[Link] Chips, Cars & Computers

John Naughton’s contrasts the implications of Lean/JIT in two industries, cars & computers:

… both had found themselves caught in a perfect storm that one had weathered and the other hadn’t. This storm bought three forces simultaneously to bear on an unprepared world: the fragility of a global supply chain on which both industries critically depended, the exigencies of US-China geopolitics and a pandemic that, more or less overnight, transformed the way large parts of the industrialised world worked.

 

How Facebook and Brooklyn Killed America’s Obsession With Cars [Article]

Why aren’t kids interested in cars anymore, at least in the US? Brian Merchant has some part of the answer.

That “liberation” you get from the car is fleeting—it quickly fades, first into schlepping your buddies around town, then into speeding tickets, and eventually into brain-numbing commutes across smoggy, congested highways. You realize that cars are ultimately confined to roads clogged with other cars, running on the same limiting rails—like trains, just more dangerous, and no drinking.

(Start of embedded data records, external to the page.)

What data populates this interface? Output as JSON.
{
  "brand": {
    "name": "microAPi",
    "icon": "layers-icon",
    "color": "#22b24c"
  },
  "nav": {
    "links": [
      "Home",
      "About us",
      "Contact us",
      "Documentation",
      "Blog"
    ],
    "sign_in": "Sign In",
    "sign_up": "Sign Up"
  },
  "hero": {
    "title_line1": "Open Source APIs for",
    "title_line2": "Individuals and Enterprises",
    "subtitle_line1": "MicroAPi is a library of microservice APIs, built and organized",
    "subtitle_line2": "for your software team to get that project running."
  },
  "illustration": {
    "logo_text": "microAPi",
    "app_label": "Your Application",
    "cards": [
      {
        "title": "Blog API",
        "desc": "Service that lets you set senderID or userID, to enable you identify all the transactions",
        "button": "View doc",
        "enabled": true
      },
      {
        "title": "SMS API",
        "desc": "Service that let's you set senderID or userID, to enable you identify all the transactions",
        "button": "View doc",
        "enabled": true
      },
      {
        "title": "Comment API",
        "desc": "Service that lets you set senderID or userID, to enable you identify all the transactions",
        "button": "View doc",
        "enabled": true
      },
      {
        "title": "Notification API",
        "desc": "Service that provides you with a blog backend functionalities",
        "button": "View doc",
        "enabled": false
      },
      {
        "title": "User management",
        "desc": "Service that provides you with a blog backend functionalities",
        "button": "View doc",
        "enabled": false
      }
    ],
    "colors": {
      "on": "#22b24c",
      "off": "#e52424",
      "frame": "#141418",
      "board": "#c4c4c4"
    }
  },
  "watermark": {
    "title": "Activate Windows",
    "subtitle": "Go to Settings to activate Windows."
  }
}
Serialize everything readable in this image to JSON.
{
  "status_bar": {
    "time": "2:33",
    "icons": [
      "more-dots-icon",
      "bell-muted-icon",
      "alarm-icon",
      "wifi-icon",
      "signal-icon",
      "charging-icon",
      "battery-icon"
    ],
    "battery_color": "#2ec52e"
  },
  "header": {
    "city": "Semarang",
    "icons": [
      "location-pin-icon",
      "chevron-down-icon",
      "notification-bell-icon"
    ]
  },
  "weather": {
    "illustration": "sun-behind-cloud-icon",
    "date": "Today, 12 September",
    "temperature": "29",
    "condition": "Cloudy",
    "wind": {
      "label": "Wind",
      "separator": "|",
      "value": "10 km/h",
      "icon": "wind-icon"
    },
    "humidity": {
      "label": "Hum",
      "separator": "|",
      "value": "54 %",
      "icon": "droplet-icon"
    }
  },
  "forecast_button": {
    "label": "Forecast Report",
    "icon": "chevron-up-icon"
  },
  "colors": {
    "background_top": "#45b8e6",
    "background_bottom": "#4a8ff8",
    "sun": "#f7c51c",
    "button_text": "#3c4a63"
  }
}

Driving in a slow car [Wiki entry]

An insatiable appetite for fuel has been a primary reason for countless wars – disguised, of course, as the good “fight for democracy”. Several alternative energy sources are dismissed as being too “inefficient”to be of any practical use. However, as this wikipedia entry suggests, about a hundred years ago, rechargeable battery operated cars ran upto a mind-boggling 340km on a single charge, while 130km per charge was guaranteed. Granted, top speed was 20km, but adequate for city driving (have you been in a fast moving traffic jams that is ubiquitous the world over?). It’s a bit hard to believe that despite all progress, there are no commercially viable batteries, after 100 years! Or maybe it is so by choice?